Training TR1 – Risk Management: An Organizational Perspective

Patricia Toth, National Institute of Standards and Technology

Wednesday, December 9th, 10:30-12:00 & 13:30-15:00

Successful organization-wide risk management programs build information security into the culture and infrastructure of the organization. This requires the implementation of a carefully coordinated set of activities to ensure that fundamental requirements for information security are addressed within the mainstream management and operational processes employed by an organization.

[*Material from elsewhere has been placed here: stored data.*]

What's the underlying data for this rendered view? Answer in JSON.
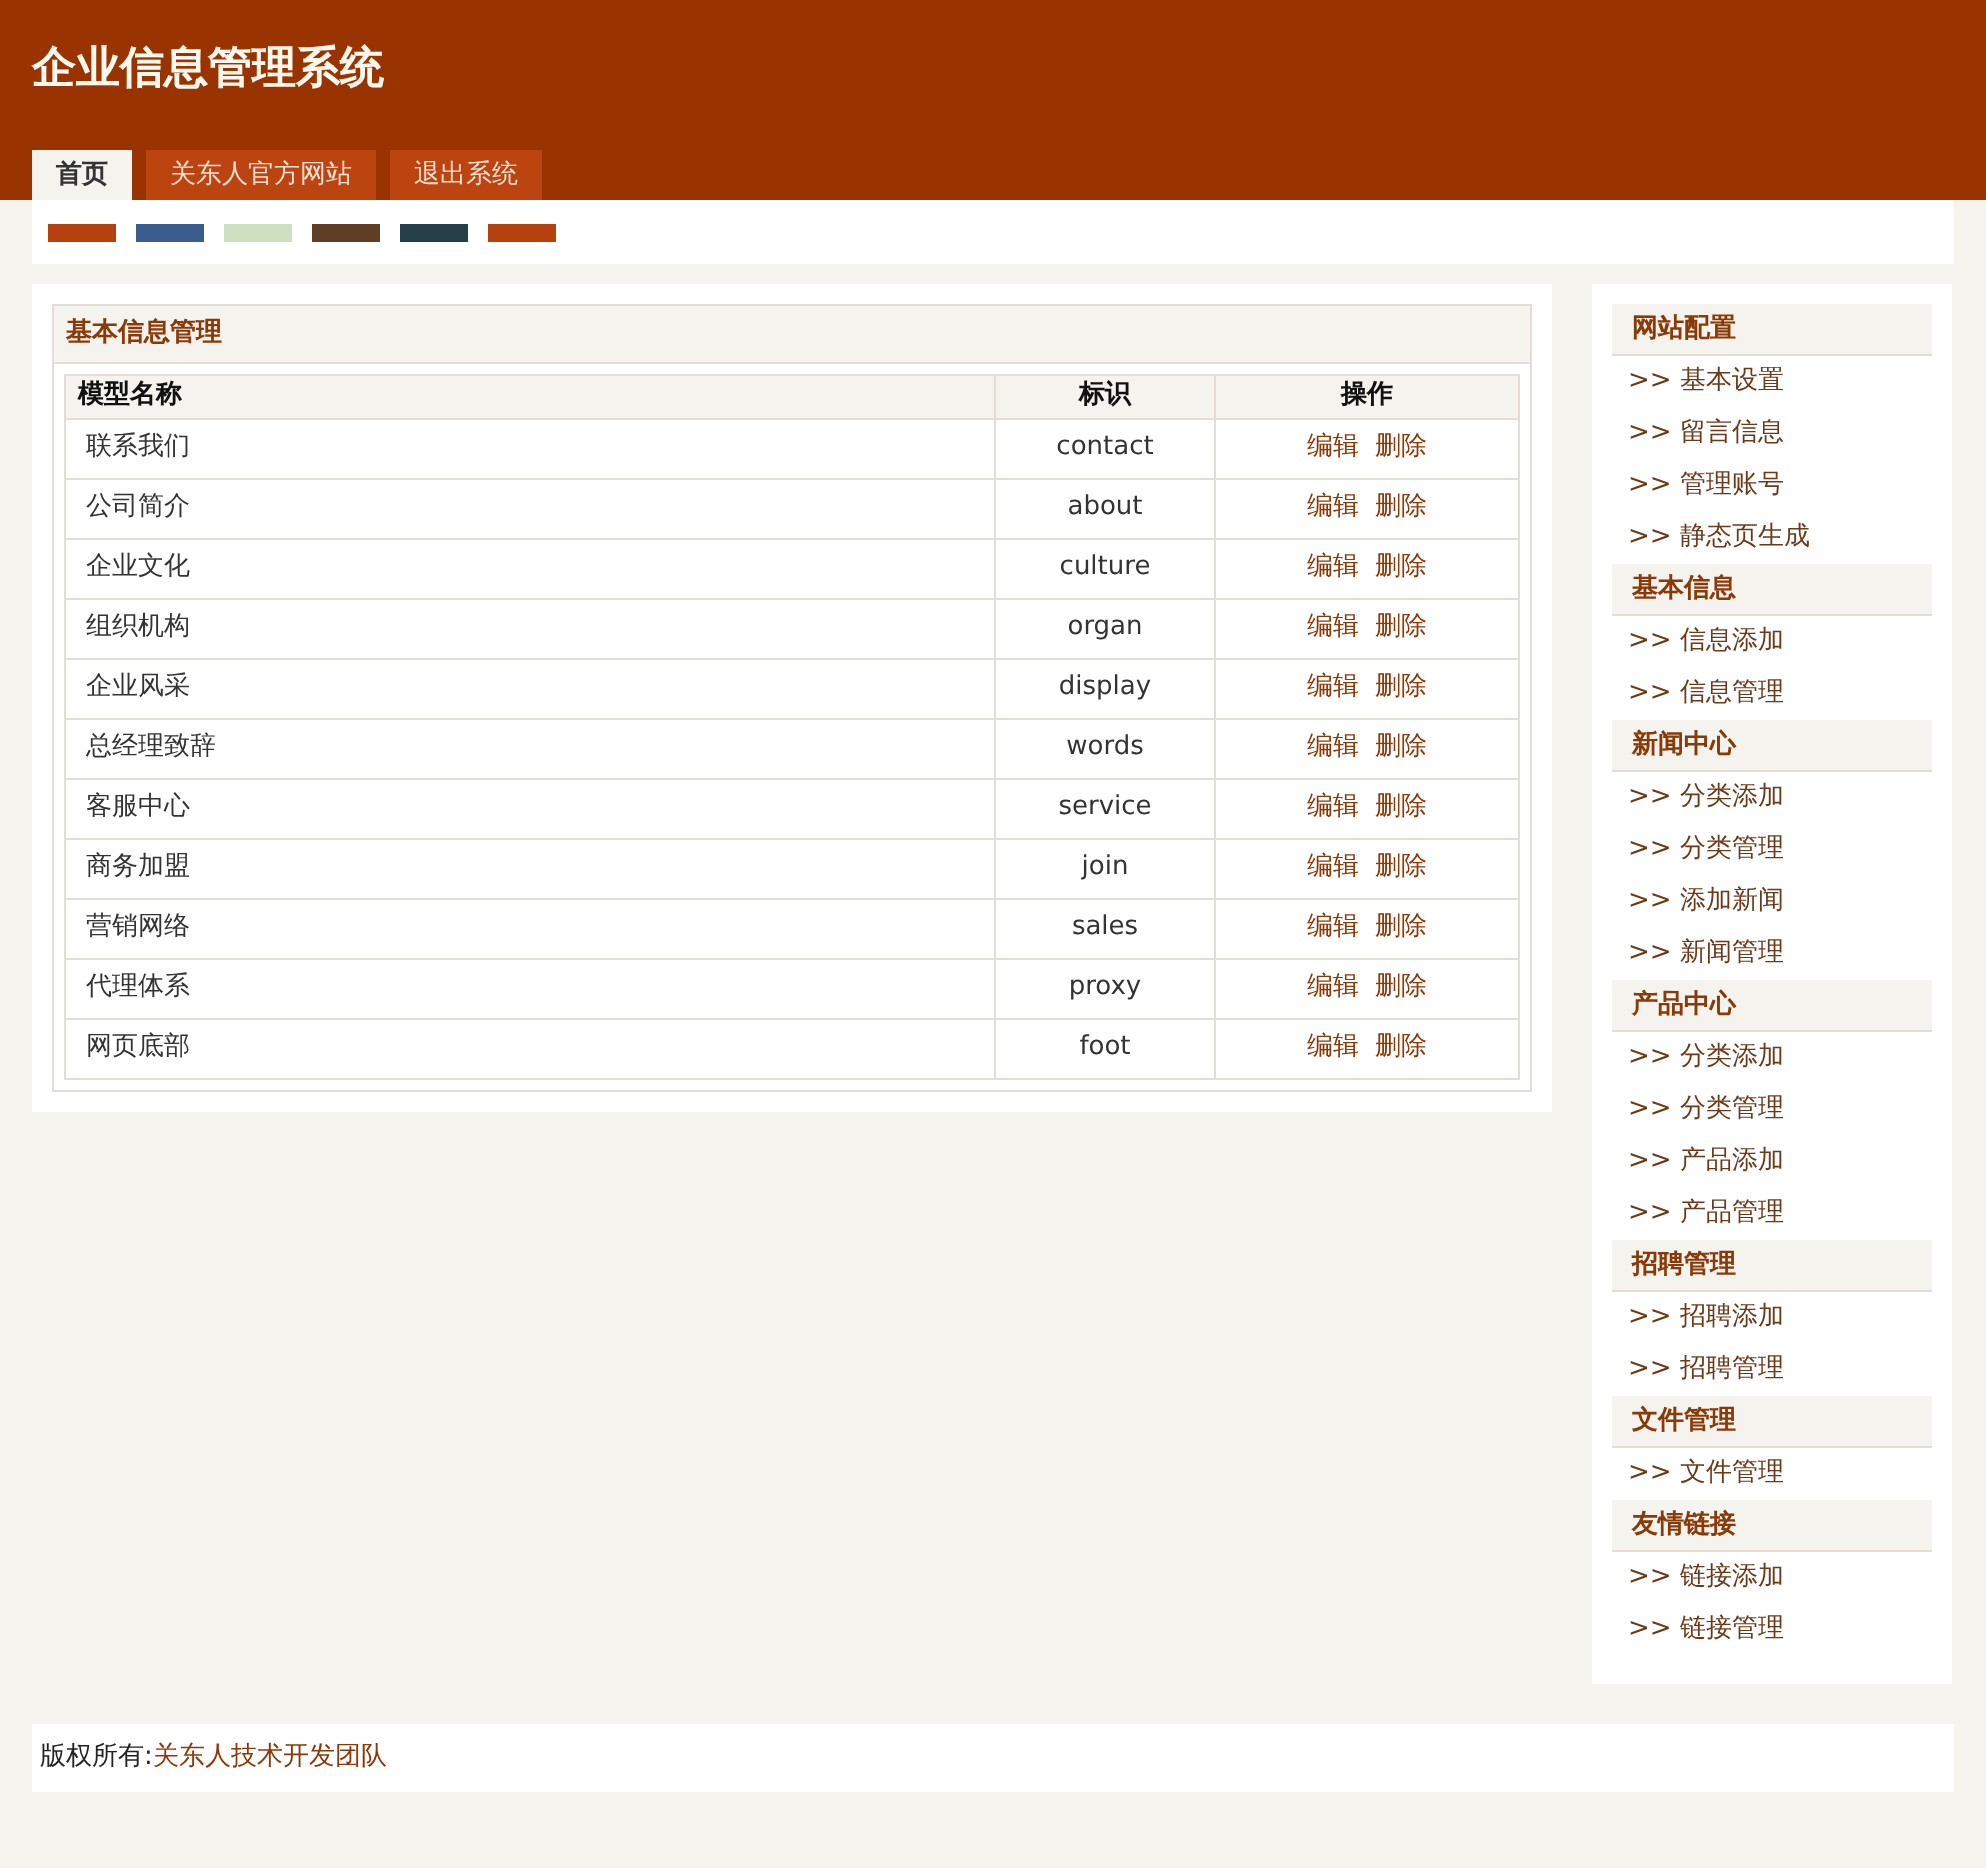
{
  "header": {
    "title": "企业信息管理系统"
  },
  "tabs": [
    {
      "label": "首页",
      "selected": true
    },
    {
      "label": "关东人官方网站",
      "selected": false
    },
    {
      "label": "退出系统",
      "selected": false
    }
  ],
  "theme_swatches": [
    {
      "color": "#b5410f"
    },
    {
      "color": "#3a5c8e"
    },
    {
      "color": "#cfe0c2"
    },
    {
      "color": "#5e3f25"
    },
    {
      "color": "#263e47"
    },
    {
      "color": "#b5410f"
    }
  ],
  "panel": {
    "title": "基本信息管理",
    "columns": [
      "模型名称",
      "标识",
      "操作"
    ],
    "rows": [
      {
        "name": "联系我们",
        "id": "contact",
        "actions": [
          "编辑",
          "删除"
        ]
      },
      {
        "name": "公司简介",
        "id": "about",
        "actions": [
          "编辑",
          "删除"
        ]
      },
      {
        "name": "企业文化",
        "id": "culture",
        "actions": [
          "编辑",
          "删除"
        ]
      },
      {
        "name": "组织机构",
        "id": "organ",
        "actions": [
          "编辑",
          "删除"
        ]
      },
      {
        "name": "企业风采",
        "id": "display",
        "actions": [
          "编辑",
          "删除"
        ]
      },
      {
        "name": "总经理致辞",
        "id": "words",
        "actions": [
          "编辑",
          "删除"
        ]
      },
      {
        "name": "客服中心",
        "id": "service",
        "actions": [
          "编辑",
          "删除"
        ]
      },
      {
        "name": "商务加盟",
        "id": "join",
        "actions": [
          "编辑",
          "删除"
        ]
      },
      {
        "name": "营销网络",
        "id": "sales",
        "actions": [
          "编辑",
          "删除"
        ]
      },
      {
        "name": "代理体系",
        "id": "proxy",
        "actions": [
          "编辑",
          "删除"
        ]
      },
      {
        "name": "网页底部",
        "id": "foot",
        "actions": [
          "编辑",
          "删除"
        ]
      }
    ]
  },
  "sidebar": [
    {
      "title": "网站配置",
      "items": [
        ">> 基本设置",
        ">> 留言信息",
        ">> 管理账号",
        ">> 静态页生成"
      ]
    },
    {
      "title": "基本信息",
      "items": [
        ">> 信息添加",
        ">> 信息管理"
      ]
    },
    {
      "title": "新闻中心",
      "items": [
        ">> 分类添加",
        ">> 分类管理",
        ">> 添加新闻",
        ">> 新闻管理"
      ]
    },
    {
      "title": "产品中心",
      "items": [
        ">> 分类添加",
        ">> 分类管理",
        ">> 产品添加",
        ">> 产品管理"
      ]
    },
    {
      "title": "招聘管理",
      "items": [
        ">> 招聘添加",
        ">> 招聘管理"
      ]
    },
    {
      "title": "文件管理",
      "items": [
        ">> 文件管理"
      ]
    },
    {
      "title": "友情链接",
      "items": [
        ">> 链接添加",
        ">> 链接管理"
      ]
    }
  ],
  "footer": {
    "label": "版权所有:",
    "link": "关东人技术开发团队"
  }
}
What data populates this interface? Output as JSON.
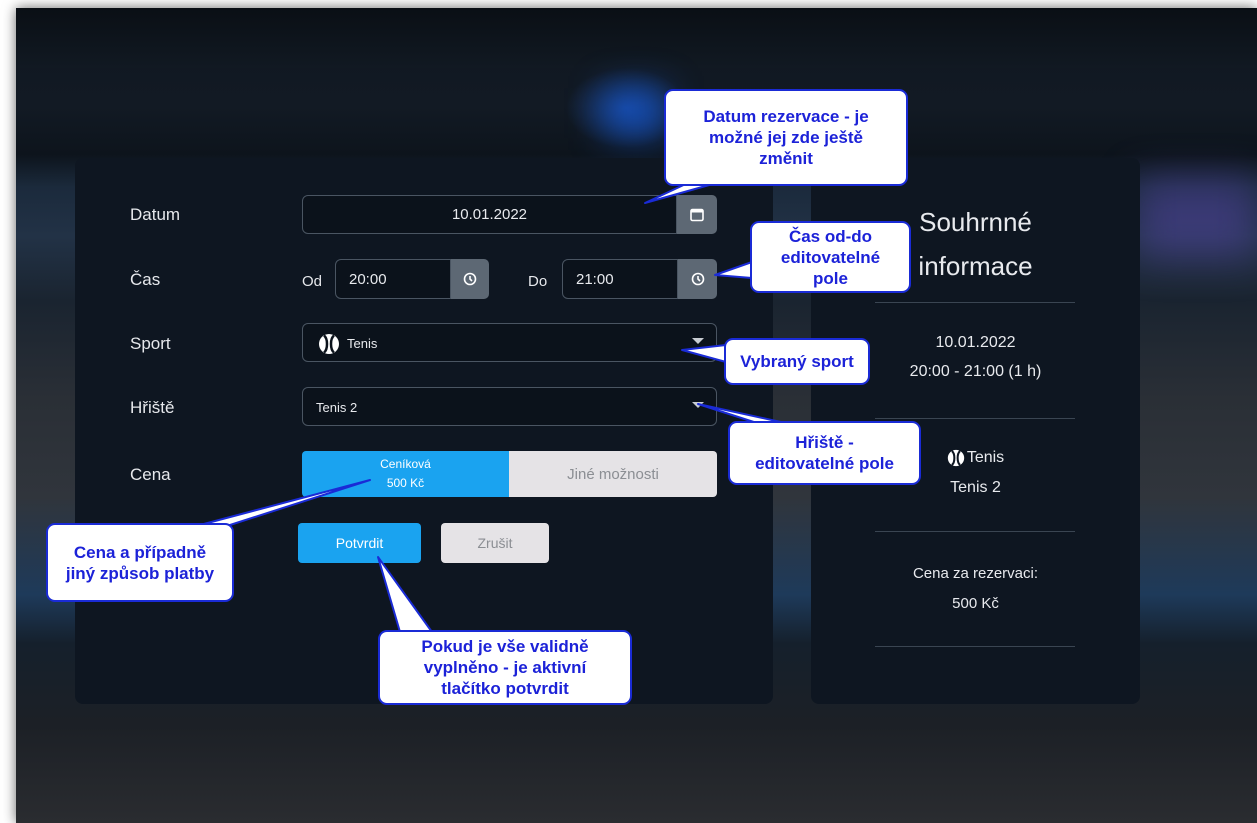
{
  "form": {
    "date_label": "Datum",
    "date_value": "10.01.2022",
    "time_label": "Čas",
    "from_label": "Od",
    "from_value": "20:00",
    "to_label": "Do",
    "to_value": "21:00",
    "sport_label": "Sport",
    "sport_value": "Tenis",
    "court_label": "Hřiště",
    "court_value": "Tenis 2",
    "price_label": "Cena",
    "price_option_a_line1": "Ceníková",
    "price_option_a_line2": "500 Kč",
    "price_option_b": "Jiné možnosti",
    "confirm_label": "Potvrdit",
    "cancel_label": "Zrušit"
  },
  "summary": {
    "title_line1": "Souhrnné",
    "title_line2": "informace",
    "date": "10.01.2022",
    "time_range": "20:00 - 21:00 (1 h)",
    "sport": "Tenis",
    "court": "Tenis 2",
    "price_label": "Cena za rezervaci:",
    "price_value": "500 Kč"
  },
  "callouts": {
    "date_line1": "Datum rezervace - je",
    "date_line2": "možné jej zde ještě",
    "date_line3": "změnit",
    "time_line1": "Čas od-do",
    "time_line2": "editovatelné",
    "time_line3": "pole",
    "sport": "Vybraný sport",
    "court_line1": "Hřiště -",
    "court_line2": "editovatelné pole",
    "price_line1": "Cena a případně",
    "price_line2": "jiný způsob platby",
    "confirm_line1": "Pokud je vše validně",
    "confirm_line2": "vyplněno - je aktivní",
    "confirm_line3": "tlačítko potvrdit"
  },
  "colors": {
    "accent": "#1aa3f0",
    "panel": "#0e1621",
    "callout_text": "#1c22d8",
    "callout_border": "#1a2bd6"
  },
  "icons": [
    "calendar-icon",
    "clock-icon",
    "tennis-ball-icon",
    "caret-down-icon"
  ]
}
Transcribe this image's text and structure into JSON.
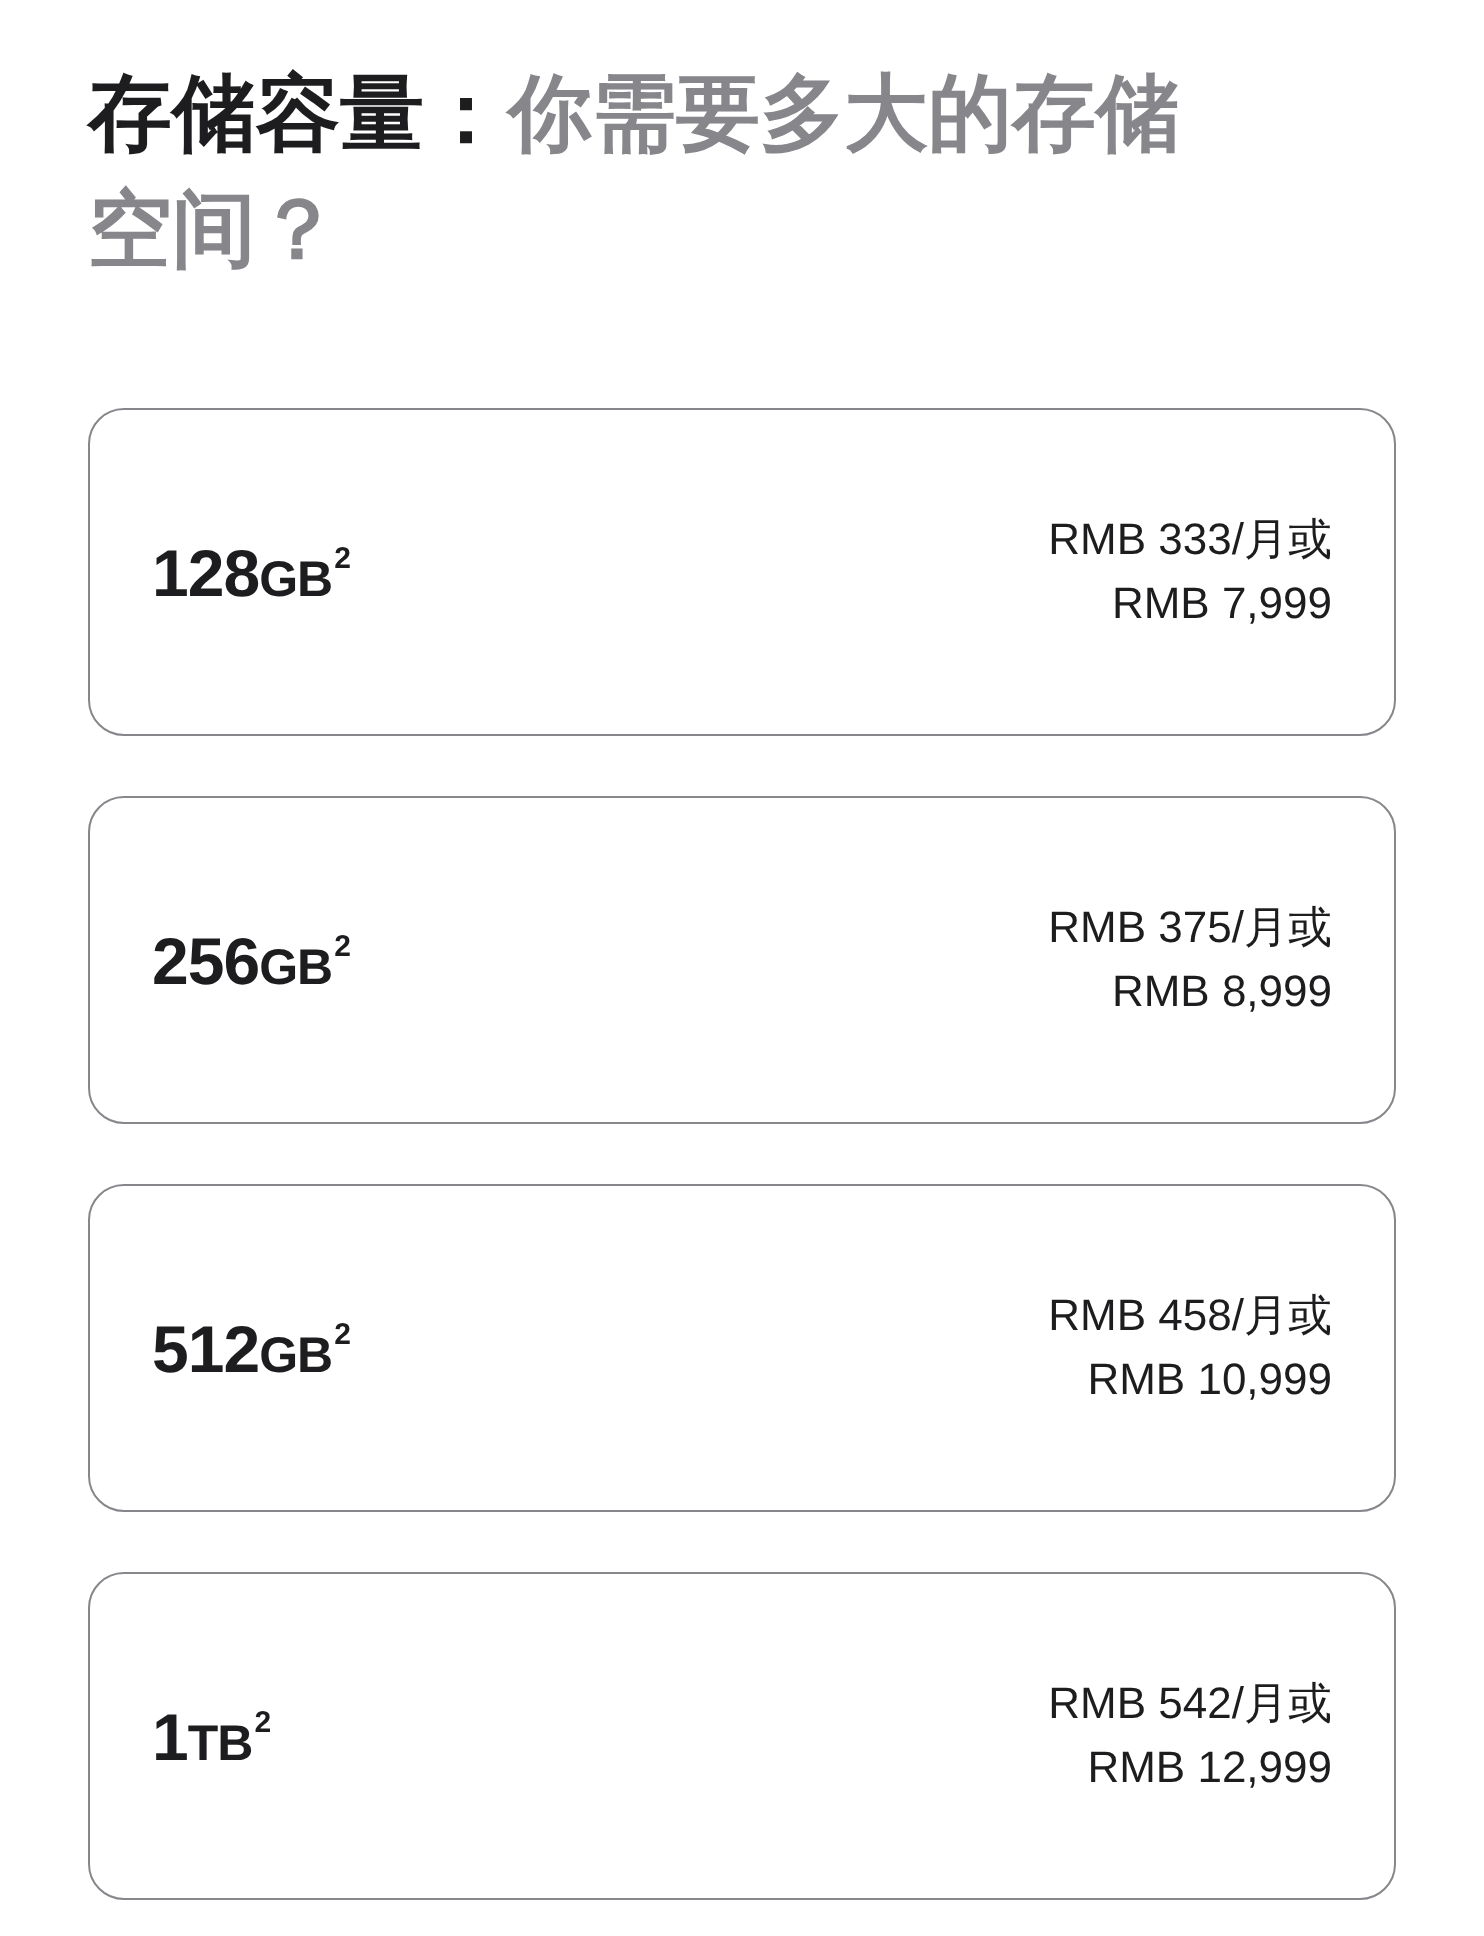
{
  "heading": {
    "label": "存储容量：",
    "question": "你需要多大的存储空间？"
  },
  "options": [
    {
      "size": "128",
      "unit": "GB",
      "note": "2",
      "monthly": "RMB 333/月或",
      "price": "RMB 7,999",
      "selected": false
    },
    {
      "size": "256",
      "unit": "GB",
      "note": "2",
      "monthly": "RMB 375/月或",
      "price": "RMB 8,999",
      "selected": false
    },
    {
      "size": "512",
      "unit": "GB",
      "note": "2",
      "monthly": "RMB 458/月或",
      "price": "RMB 10,999",
      "selected": false
    },
    {
      "size": "1",
      "unit": "TB",
      "note": "2",
      "monthly": "RMB 542/月或",
      "price": "RMB 12,999",
      "selected": false
    }
  ]
}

The Risk Management Framework, supported by NIST's 800 series special publications, provides a structured, yet flexible approach for managing risk resulting from the incorporation of information systems into the mission and business processes of an organization.

The goal of this session is to provide people new to risk management with an overview of a methodology for managing organizational risk — the Risk Management Framework (RMF). The RMF was developed by NIST to help organizations manage the risks of operating information systems more easily, efficiently and effectively.

This session describes at a high level the importance of establishing an organization-wide risk management program, the information security legislation related to organizational risk management, the steps in the RMF, key roles, and the NIST publications related to each step.


None - This session is targeted at a beginner to intermediate audience.

About the Instructor

Patricia Toth is a Computer Scientist in the Computer Security Division at the National Institute of Standards and Technology. She graduated from the State University of New York Maritime College with a bachelor's degree in Computer Science and Math. Pat served on active duty with the U.S. Navy at the Naval Security Group Activity, Fort Meade, Maryland. Pat has worked numerous documents and projects during her 18 years at NIST including the Common Criteria, Common Criteria Evaluation Program and serving as Program Chair for the National Computer Security Conference. Most recently she has worked with the FISMA team to produce the family of FISMA documents, and has produced a series of Quick Start Guides covering the Risk Management Framework.